だけどありえないじゃん...平和であるはずの同盟国会議で、出席者の命が奪われるなんて事はなかったし前代未聞だ。

「ドリスさんが...亡くなられました...」
ロボットが再度放った言葉は、やはりそうであった。

彼は政治が苦手な私の代わりに、他国とのいざこざや自国の政治について率先して取り組んでくれた。いわば摂政のような人物だった。
そして、彼がいなければ今の私もいなかった。
かつて200年前に起きた光の革命、その現場である研究所で私達は働かされていた。
そして、そこから脱出する中、ロボットに襲われた。その時彼はリーシャと共に率先しておとりを担ってくれたおかげで、私達は脱出する事ができた。そして、その2人も生還を果たす事ができた。そして、特にリーシャとは現在とても親密な関係にある。
そして、その同盟国会議の無線を聞いていたのもそのリーシャだった。
ドリスは最期に、無線を聞いているリーシャに対し愛を告げたらしい。
リーシャにとっては私とは比べものにならないほど、ショックな事だっただろう。

私はそれを引き起こした張本人だったのだ。
よかれと思って彼を同盟国会議に出席させ、見せしめとして命を散らした。
私のせいだったんだ。
私は首相としてのとてつもなく重い責任に押しつぶされそうになり、そして感情が暗い悲しみに覆われた。
せめて私が会議に出席していたのなら、命を散らすのは私で済んだ。
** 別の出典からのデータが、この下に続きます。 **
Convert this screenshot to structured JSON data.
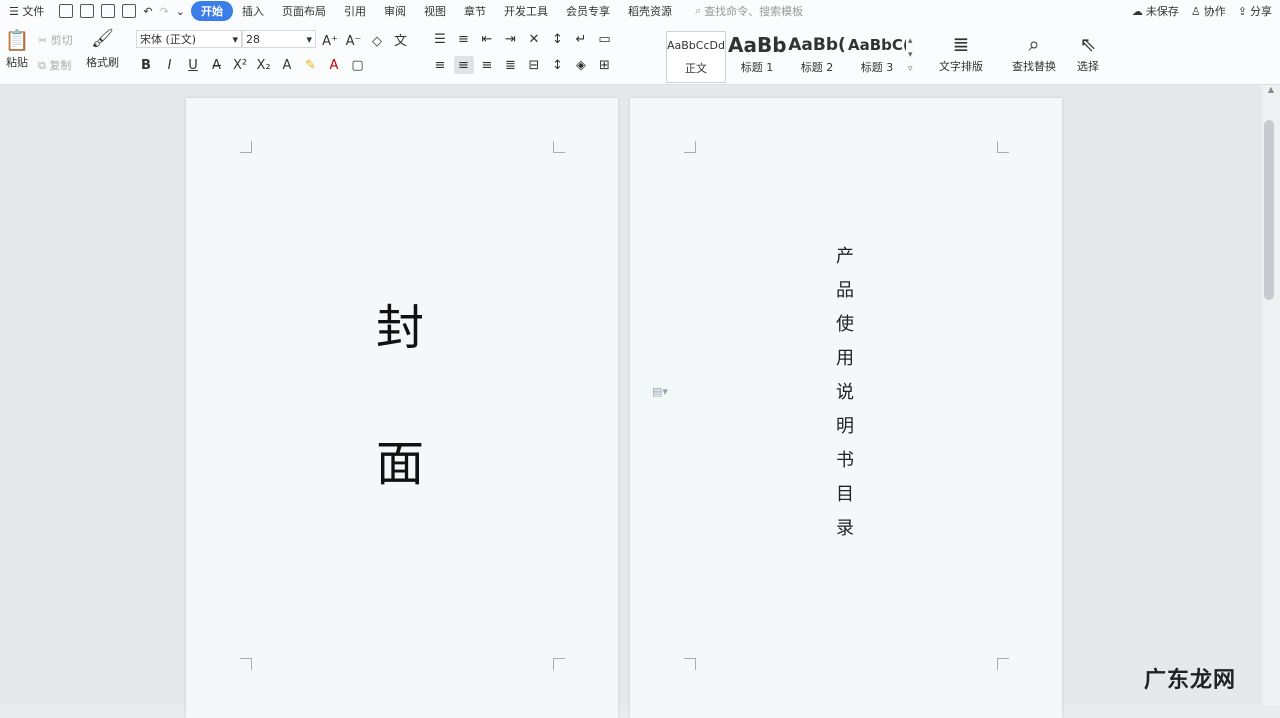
{
  "menubar": {
    "file": "文件",
    "tabs": [
      "开始",
      "插入",
      "页面布局",
      "引用",
      "审阅",
      "视图",
      "章节",
      "开发工具",
      "会员专享",
      "稻壳资源"
    ],
    "search_placeholder": "查找命令、搜索模板",
    "unsaved": "未保存",
    "collab": "协作",
    "share": "分享"
  },
  "ribbon": {
    "paste": "粘贴",
    "cut": "剪切",
    "copy": "复制",
    "format_painter": "格式刷",
    "font_name": "宋体 (正文)",
    "font_size": "28",
    "styles": [
      {
        "sample": "AaBbCcDd",
        "label": "正文"
      },
      {
        "sample": "AaBb",
        "label": "标题 1"
      },
      {
        "sample": "AaBb(",
        "label": "标题 2"
      },
      {
        "sample": "AaBbC(",
        "label": "标题 3"
      }
    ],
    "text_layout": "文字排版",
    "find_replace": "查找替换",
    "select": "选择"
  },
  "document": {
    "cover_chars": [
      "封",
      "面"
    ],
    "vertical_chars": [
      "产",
      "品",
      "使",
      "用",
      "说",
      "明",
      "书",
      "目",
      "录"
    ]
  },
  "watermark": "广东龙网"
}
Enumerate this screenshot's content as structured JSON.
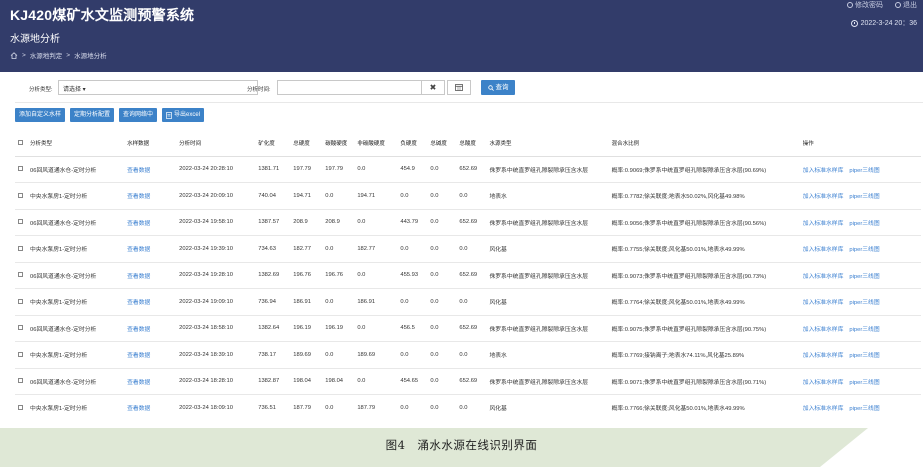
{
  "header": {
    "title": "KJ420煤矿水文监测预警系统",
    "links": [
      "修改密码",
      "退出"
    ],
    "datetime": "2022-3-24 20：36",
    "page_title": "水源地分析",
    "breadcrumb": [
      "水源地判定",
      "水源地分析"
    ]
  },
  "filter": {
    "type_label": "分析类型:",
    "type_value": "请选择 ▾",
    "time_label": "分析时间:",
    "clear_symbol": "✖",
    "search_label": "查询"
  },
  "actions": {
    "add_custom": "添加自定义水样",
    "timed_config": "定期分析配置",
    "view_network": "查询网络中",
    "export": "导出excel"
  },
  "table": {
    "headers": [
      "分析类型",
      "水样数据",
      "分析时间",
      "矿化度",
      "总硬度",
      "碳酸硬度",
      "非碳酸硬度",
      "负硬度",
      "总碱度",
      "总酸度",
      "水源类型",
      "混合水比例",
      "操作"
    ],
    "rows": [
      [
        "06回风道通水仓-定时分析",
        "查看数据",
        "2022-03-24 20:28:10",
        "1381.71",
        "197.79",
        "197.79",
        "0.0",
        "454.9",
        "0.0",
        "652.69",
        "侏罗系中统直罗组孔隙裂隙承压含水层",
        "概率:0.9069;侏罗系中统直罗组孔隙裂隙承压含水层(90.69%)"
      ],
      [
        "中央水泵房1-定时分析",
        "查看数据",
        "2022-03-24 20:09:10",
        "740.04",
        "194.71",
        "0.0",
        "194.71",
        "0.0",
        "0.0",
        "0.0",
        "地表水",
        "概率:0.7782;徐关联度;地表水50.02%,风化基49.98%"
      ],
      [
        "06回风道通水仓-定时分析",
        "查看数据",
        "2022-03-24 19:58:10",
        "1387.57",
        "208.9",
        "208.9",
        "0.0",
        "443.79",
        "0.0",
        "652.69",
        "侏罗系中统直罗组孔隙裂隙承压含水层",
        "概率:0.9056;侏罗系中统直罗组孔隙裂隙承压含水层(90.56%)"
      ],
      [
        "中央水泵房1-定时分析",
        "查看数据",
        "2022-03-24 19:39:10",
        "734.63",
        "182.77",
        "0.0",
        "182.77",
        "0.0",
        "0.0",
        "0.0",
        "风化基",
        "概率:0.7755;徐关联度;风化基50.01%,地表水49.99%"
      ],
      [
        "06回风道通水仓-定时分析",
        "查看数据",
        "2022-03-24 19:28:10",
        "1382.69",
        "196.76",
        "196.76",
        "0.0",
        "455.93",
        "0.0",
        "652.69",
        "侏罗系中统直罗组孔隙裂隙承压含水层",
        "概率:0.9073;侏罗系中统直罗组孔隙裂隙承压含水层(90.73%)"
      ],
      [
        "中央水泵房1-定时分析",
        "查看数据",
        "2022-03-24 19:09:10",
        "736.94",
        "186.91",
        "0.0",
        "186.91",
        "0.0",
        "0.0",
        "0.0",
        "风化基",
        "概率:0.7764;徐关联度;风化基50.01%,地表水49.99%"
      ],
      [
        "06回风道通水仓-定时分析",
        "查看数据",
        "2022-03-24 18:58:10",
        "1382.64",
        "196.19",
        "196.19",
        "0.0",
        "456.5",
        "0.0",
        "652.69",
        "侏罗系中统直罗组孔隙裂隙承压含水层",
        "概率:0.9075;侏罗系中统直罗组孔隙裂隙承压含水层(90.75%)"
      ],
      [
        "中央水泵房1-定时分析",
        "查看数据",
        "2022-03-24 18:39:10",
        "738.17",
        "189.69",
        "0.0",
        "189.69",
        "0.0",
        "0.0",
        "0.0",
        "地表水",
        "概率:0.7769;接钠离子;地表水74.11%,风化基25.89%"
      ],
      [
        "06回风道通水仓-定时分析",
        "查看数据",
        "2022-03-24 18:28:10",
        "1382.87",
        "198.04",
        "198.04",
        "0.0",
        "454.65",
        "0.0",
        "652.69",
        "侏罗系中统直罗组孔隙裂隙承压含水层",
        "概率:0.9071;侏罗系中统直罗组孔隙裂隙承压含水层(90.71%)"
      ],
      [
        "中央水泵房1-定时分析",
        "查看数据",
        "2022-03-24 18:09:10",
        "736.51",
        "187.79",
        "0.0",
        "187.79",
        "0.0",
        "0.0",
        "0.0",
        "风化基",
        "概率:0.7766;徐关联度;风化基50.01%,地表水49.99%"
      ]
    ],
    "op_add": "加入标准水样库",
    "op_piper": "piper三线图"
  },
  "caption": "图4　涌水水源在线识别界面",
  "colors": {
    "header_bg": "#323c6a",
    "primary_button": "#3c82c8",
    "link": "#3a7fd0",
    "caption_band": "#dfe8d6"
  }
}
なのに私は無慈悲にも仲間の命を奪い、そして彼と親密だった人物の心に深い傷を残してしまった。
首相というのは、その判断で人の命を左右する。そして、私は誤った判断により命を奪ってしまったのだ。

わたしの眼前には涙がにじんだ。
こんな世界でも比較的安全な居住区を作ろうとしていた私だったが、結局私は仲間の命を奪ってしまった。
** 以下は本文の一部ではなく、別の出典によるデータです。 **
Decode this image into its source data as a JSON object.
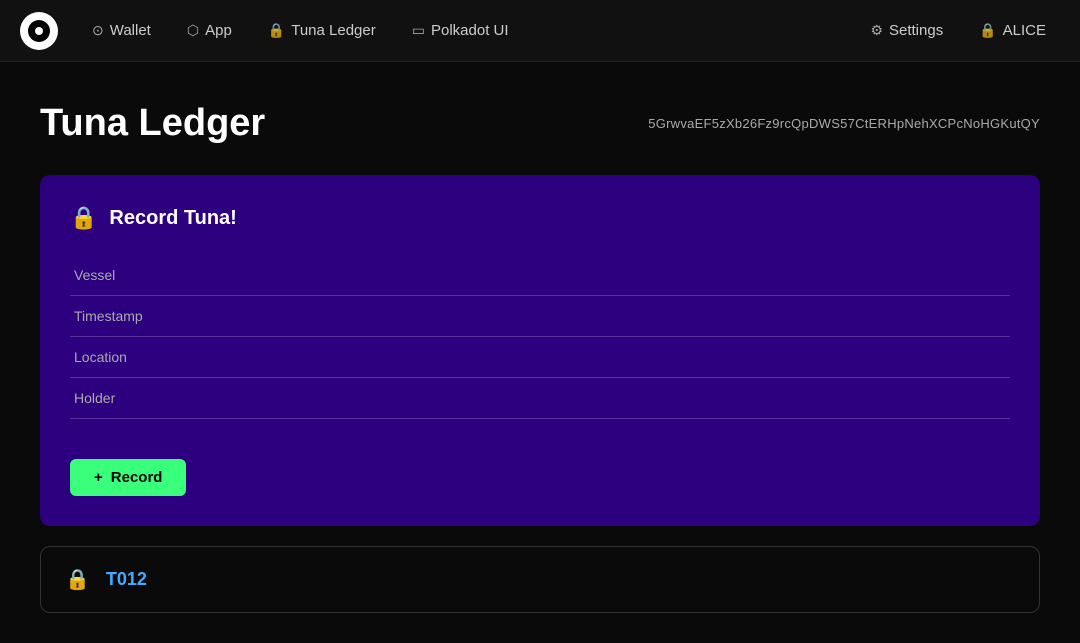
{
  "nav": {
    "logo_alt": "Polkadot Logo",
    "items": [
      {
        "id": "wallet",
        "label": "Wallet",
        "icon": "⊙"
      },
      {
        "id": "app",
        "label": "App",
        "icon": "⬡"
      },
      {
        "id": "tuna-ledger",
        "label": "Tuna Ledger",
        "icon": "🔒"
      },
      {
        "id": "polkadot-ui",
        "label": "Polkadot UI",
        "icon": "▭"
      }
    ],
    "right_items": [
      {
        "id": "settings",
        "label": "Settings",
        "icon": "⚙"
      },
      {
        "id": "alice",
        "label": "ALICE",
        "icon": "🔒"
      }
    ]
  },
  "page": {
    "title": "Tuna Ledger",
    "address": "5GrwvaEF5zXb26Fz9rcQpDWS57CtERHpNehXCPcNoHGKutQY"
  },
  "form": {
    "title": "Record Tuna!",
    "icon": "🔒",
    "fields": [
      {
        "id": "vessel",
        "placeholder": "Vessel"
      },
      {
        "id": "timestamp",
        "placeholder": "Timestamp"
      },
      {
        "id": "location",
        "placeholder": "Location"
      },
      {
        "id": "holder",
        "placeholder": "Holder"
      }
    ],
    "submit_label": "Record",
    "submit_icon": "+"
  },
  "records": [
    {
      "id": "T012",
      "icon": "🔒"
    }
  ]
}
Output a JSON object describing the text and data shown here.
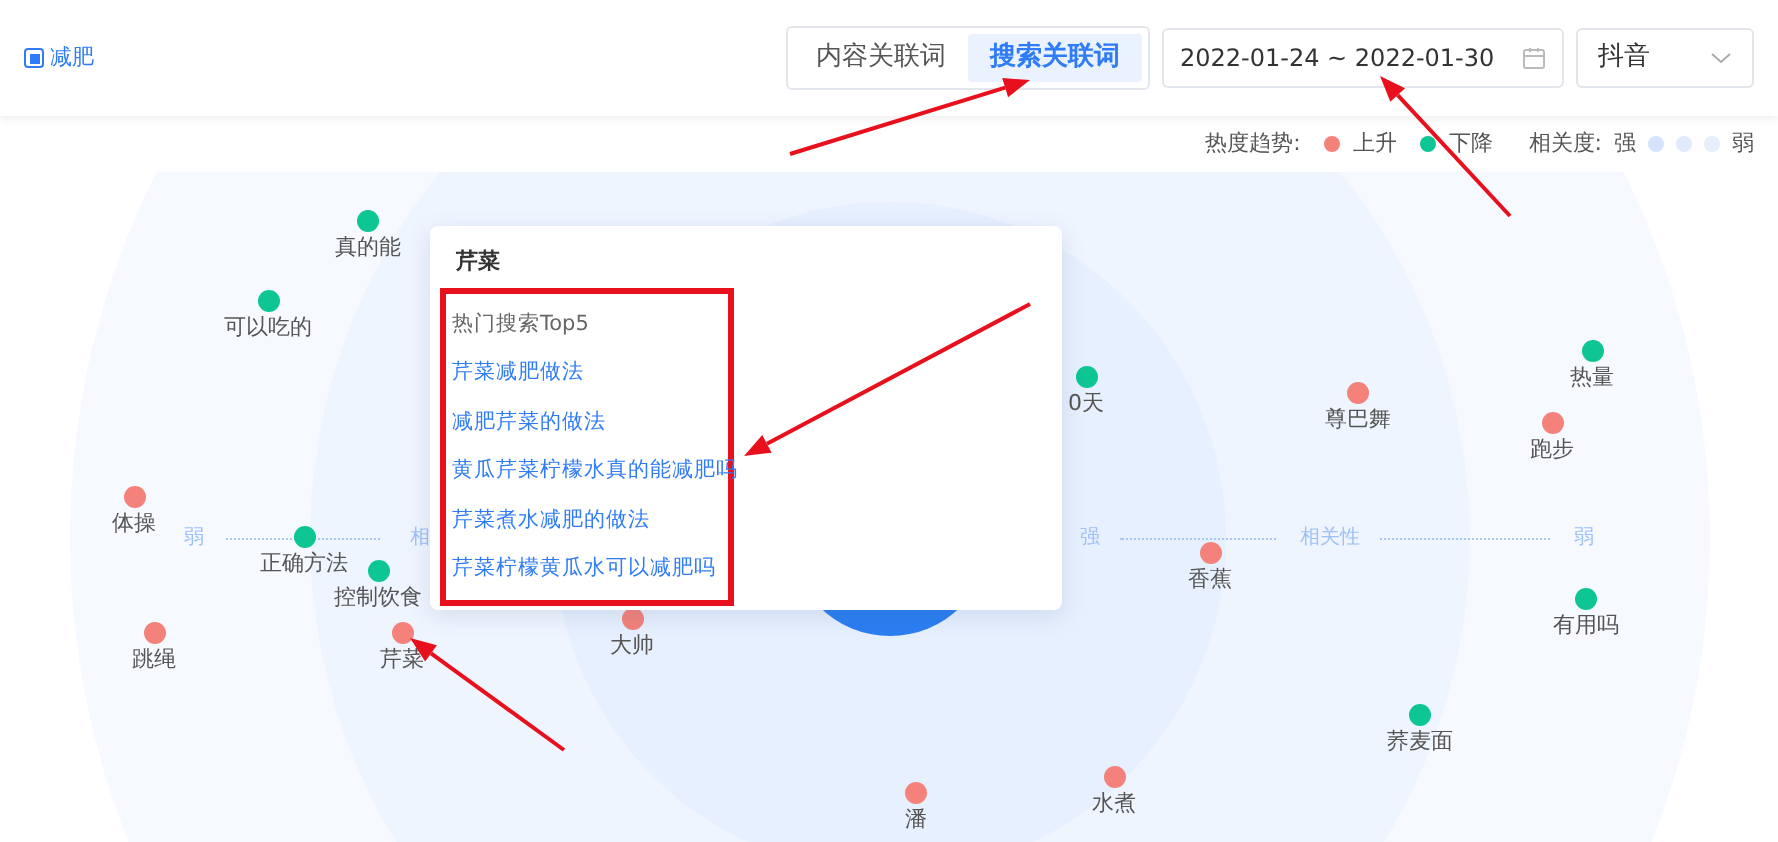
{
  "header": {
    "keyword": "减肥",
    "tabs": [
      {
        "label": "内容关联词",
        "selected": false
      },
      {
        "label": "搜索关联词",
        "selected": true
      }
    ],
    "date_range": "2022-01-24 ~ 2022-01-30",
    "platform": "抖音"
  },
  "legend": {
    "trend_label": "热度趋势:",
    "rising": "上升",
    "falling": "下降",
    "relevance_label": "相关度:",
    "strong": "强",
    "weak": "弱"
  },
  "axis": {
    "left_weak": "弱",
    "left_partial": "相",
    "strong": "强",
    "relevance": "相关性",
    "right_weak": "弱"
  },
  "nodes": [
    {
      "label": "真的能",
      "color": "#0dc693"
    },
    {
      "label": "可以吃的",
      "color": "#0dc693"
    },
    {
      "label": "体操",
      "color": "#f4827a"
    },
    {
      "label": "正确方法",
      "color": "#0dc693"
    },
    {
      "label": "控制饮食",
      "color": "#0dc693"
    },
    {
      "label": "跳绳",
      "color": "#f4827a"
    },
    {
      "label": "芹菜",
      "color": "#f4827a"
    },
    {
      "label": "大帅",
      "color": "#f4827a"
    },
    {
      "label": "0天",
      "color": "#0dc693"
    },
    {
      "label": "尊巴舞",
      "color": "#f4827a"
    },
    {
      "label": "热量",
      "color": "#0dc693"
    },
    {
      "label": "跑步",
      "color": "#f4827a"
    },
    {
      "label": "香蕉",
      "color": "#f4827a"
    },
    {
      "label": "有用吗",
      "color": "#0dc693"
    },
    {
      "label": "荞麦面",
      "color": "#0dc693"
    },
    {
      "label": "潘",
      "color": "#f4827a"
    },
    {
      "label": "水煮",
      "color": "#f4827a"
    }
  ],
  "popup": {
    "title": "芹菜",
    "subtitle": "热门搜索Top5",
    "items": [
      "芹菜减肥做法",
      "减肥芹菜的做法",
      "黄瓜芹菜柠檬水真的能减肥吗",
      "芹菜煮水减肥的做法",
      "芹菜柠檬黄瓜水可以减肥吗"
    ]
  }
}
私はベッドの上でうずくまり、ロボットから目をそらした。
1人でいたかった。
すると、背中に急に温かい感触が触れるのを感じた。
うずくまる私の頭にあごをのせ、そして抱きつくように私を包み込む。
後ろを振り向くと、そこには彼女がいた。

「おかえり、ミサ。」
カンフィナだ。
私は彼女を見て、また違う意味で涙をこぼした。